The best way to move toward a distant goal is to ask yourself how it could be done, rather than convincing yourself that the goal is unreachable. Women who loved being home-based in 2020 should be asking themselves such questions. Can I remain home-based? How could it be done?
We can’t begin with the salaries we think we need, but with our most basic (and egalitarian) resource: time. There are 24 hours in a day. The way we spend them should be governed by our priorities—not those imposed on us by cultural expectations.
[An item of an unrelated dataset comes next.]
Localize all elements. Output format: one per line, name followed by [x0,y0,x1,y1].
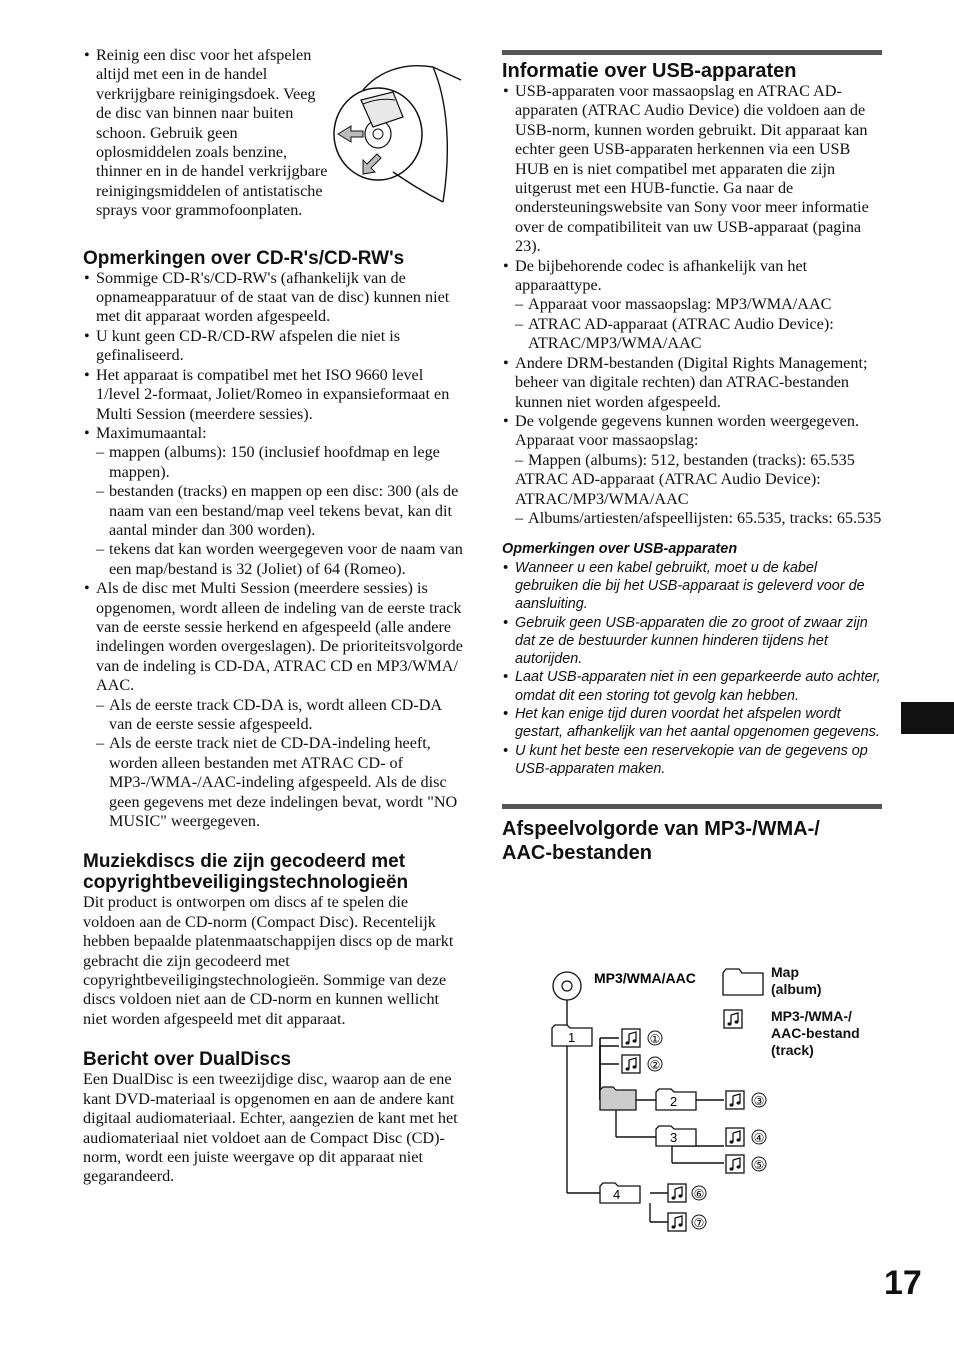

In fact, a married couple should begin their life-decision-making processes at that most basic level: together, they have 336 hours in a week. How should those hours be allocated? Is it really necessary to devote 100 or more of them to a W-2 job? Can we put less there and still meet our basic needs? What do our most basic needs cost and how do we pay for them?
Handing on the Faith to our children can not be purchased with cash. It can only be purchased with time. The privilege of helping an aging parent in his final years can not be purchased with cash but only with time. Guiding our children’s growth with the diligence the task deserves may require some cash, but it mostly needs our loving attention.
Of course we must provide for food, shelter, and other necessities, but so often we have convinced ourselves we need more than we actually do. And we’ve become blind to ways even the most basic needs can be met through creative means. Oftentimes, the creative means need less cash, but more time.
It’s the home-based woman who has the most time, harried though she may look to the outsider. She has the most time because all of her time is her own. Yes, she pours it into others—husband, children, extended family, community, and perhaps she works from home. But she is the sole determiner of the when and the how, and that is a key link for her inner and her exterior freedom.
Today’s home-based woman is no 1950s stereotype. You want to work? Be your own boss—be a contractor. You don’t want to be bound to a school’s restrictions? Let your children learn at home, at least in part. Cooperative learning, home-based charter schools, distance learning, and streamlined homeschool curricula cost your family much less time (and, often, money) than traditional education.
Let us not squander the riches we’ve found in the last year for what we now know does not truly satisfy. Instead of turning away from your unique, God-designed gifts as a woman, lean into them. Be in the home.
Hasn’t the age finally arrived (again) for women to be masters of their own time?